Ich möchte jedenfalls vermeiden, dass durch einen (evtl. auch nur kleinen) Fehler der ganze Plan null und nichtig wird.

Die folgende Vorgangsweise habe ich angpeilt. Bitte um Info, falls ich in dem einen oder anderen Punkt falsch liege (bzw. bitte ein kurzes OK falls das ganze in Ordnung ist).

1. Unterschrift meines Dienstvertrages bei meinem Arbeitgeber in Deutschland (inkl. Sozialversicherung in Deutschland).
Zeitgleich Kündigung des Dienstverhältnisses in Österreich mit glztg. Zusage einer Wiedereinstellung nach 4 Monaten.

2. Einreise meiner Verlobten als Touristin nach Österreich (und damit in den Schengenraum und die EU) am Tag 1 (bezeichne ich so, damit die zeitliche Komponente besser nachvollziehbar ist).
Anmeldung meiner Verlobten beim Meldeamt in Österreich.

3. Im Zeitraum vor dem Tag 40
Planung unserer Hochzeit und die Hochzeit selbst.
Wohnungssuche in Deutschland und Umzugsvorbereitung.

4. Tag 39:
Abmeldung von mir und meiner Gattin vom Wohnsitz in Österreich.
Wäre hier eine Weiterführung als Zweitwohnsitz zumindest für mich möglich oder könnte das problematisch werden?

5. Tag 40:
Anmeldung von uns beiden beim neuen Hauptwohnsitz in Deutschland und mein Dienstantritt in Deutschland.
Beginn des Aufenthalts von meiner Gattin und mir in Deutschland.
Hier stellt sich die Frage welche Unterlagen sie braucht um sich legal aufzuhalten.
Aufgrund dieser Info vermute ich, dass vor Ablauf von 3 Monaten in Deutschland eine Aufenthaltskarte beantragt werden muss: [url]https://europa.eu/youreurope/citizens/residence/documents-formalities/non-eu-family-members-residence-card/index_de.htm[/url]
Hier wohl eine der 2 wichtigsten Fragen: Ist das richtig bzw. wie steht dann die Aufenthaltskarte aus Deutschland mit der weiter unten bei Punkt 7 genannten in Österreich zu beantragenden Aufenthaltskarte in Zusammenhang (muss z.B. die deutsche Karte vor Beantragung der österreichischen in irgendeiner Form zurückgegeben werden)?

6. Tag 40 bis Tag 160 (also 4 Monate lang):
Aufenthalt von meiner Gattin und mir in Deutschland.
Wir hätten vor nach Möglichkeit (ab und zu) verlängerte Wochenenden in Österreich zu verbringen.
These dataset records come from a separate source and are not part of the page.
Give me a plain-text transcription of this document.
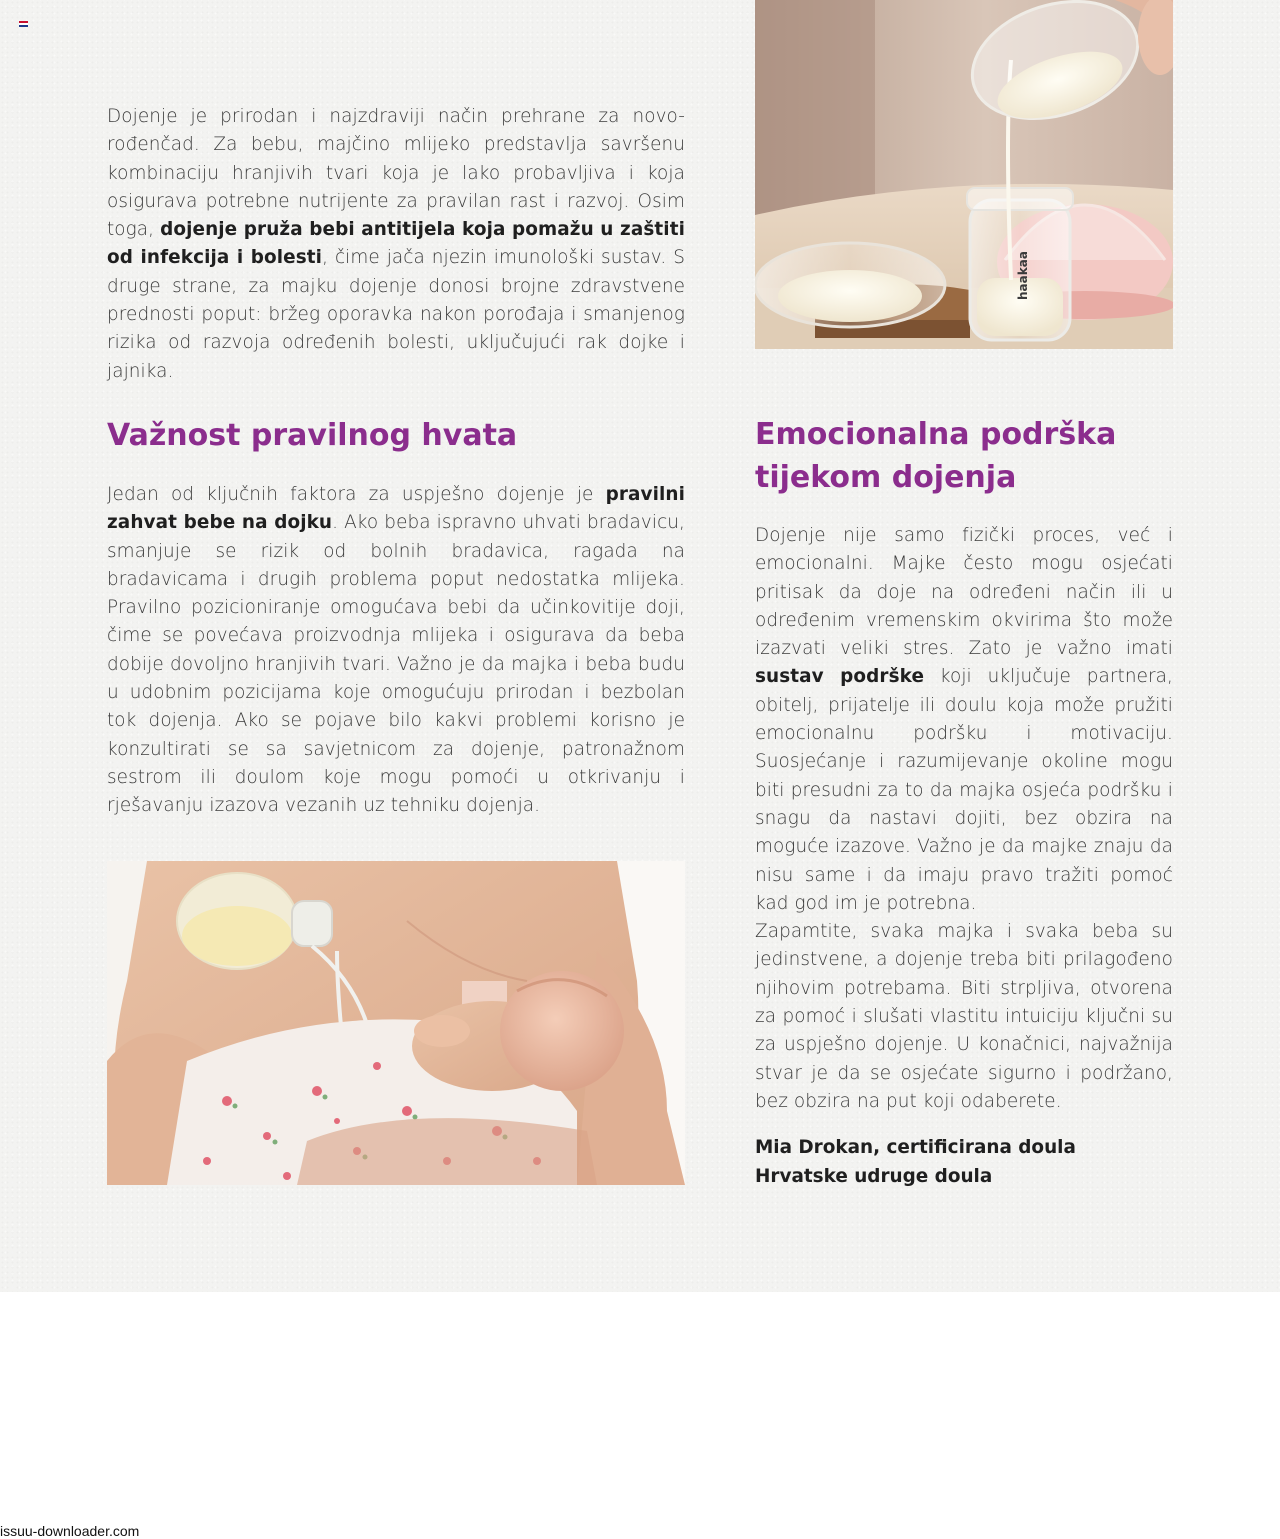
Dojenje je prirodan i najzdraviji način prehrane za novo-rođenčad. Za bebu, majčino mlijeko predstavlja savršenu kombinaciju hranjivih tvari koja je lako probavljiva i koja osigurava potrebne nutrijente za pravilan rast i razvoj. Osim toga, dojenje pruža bebi antitijela koja pomažu u zaštiti od infekcija i bolesti, čime jača njezin imunološki sustav. S druge strane, za majku dojenje donosi brojne zdravstvene prednosti poput: bržeg oporavka nakon porođaja i smanjenog rizika od razvoja određenih bolesti, uključujući rak dojke i jajnika.

haakaa
Važnost pravilnog hvata

Jedan od ključnih faktora za uspješno dojenje je pravilni zahvat bebe na dojku. Ako beba ispravno uhvati bradavicu, smanjuje se rizik od bolnih bradavica, ragada na bradavicama i drugih problema poput nedostatka mlijeka. Pravilno pozicioniranje omogućava bebi da učinkovitije doji, čime se povećava proizvodnja mlijeka i osigurava da beba dobije dovoljno hranjivih tvari. Važno je da majka i beba budu u udobnim pozicijama koje omogućuju prirodan i bezbolan tok dojenja. Ako se pojave bilo kakvi problemi korisno je konzultirati se sa savjetnicom za dojenje, patronažnom sestrom ili doulom koje mogu pomoći u otkrivanju i rješavanju izazova vezanih uz tehniku dojenja.

Emocionalna podrška tijekom dojenja

Dojenje nije samo fizički proces, već i emocionalni. Majke često mogu osjećati pritisak da doje na određeni način ili u određenim vremenskim okvirima što može izazvati veliki stres. Zato je važno imati sustav podrške koji uključuje partnera, obitelj, prijatelje ili doulu koja može pružiti emocionalnu podršku i motivaciju. Suosjećanje i razumijevanje okoline mogu biti presudni za to da majka osjeća podršku i snagu da nastavi dojiti, bez obzira na moguće izazove. Važno je da majke znaju da nisu same i da imaju pravo tražiti pomoć kad god im je potrebna.

Zapamtite, svaka majka i svaka beba su jedinstvene, a dojenje treba biti prilagođeno njihovim potrebama. Biti strpljiva, otvorena za pomoć i slušati vlastitu intuiciju ključni su za uspješno dojenje. U konačnici, najvažnija stvar je da se osjećate sigurno i podržano, bez obzira na put koji odaberete.

Mia Drokan, certificirana doula Hrvatske udruge doula

issuu-downloader.com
Könnte das problematisch werden?

7. ab Tag 160:
Beendigung meines Dienstverhältnisses in Deutschland und Rückkehr nach Österreich.
Anmeldung Hauptwohnsitz in Österreich.
Antritt meines Jobs in Österreich.
Beantragung der Aufenthaltskarte (aufgrund der EU-Freizügigkeitsregelung) in Österreich.
Die andere der 2 wichtigen Fragen: Ist diese Aufenthaltskarte dann 5 Jahre gültig und danach ein dauerhafter Aufenthalt in Österreich ohne Weiteres möglich?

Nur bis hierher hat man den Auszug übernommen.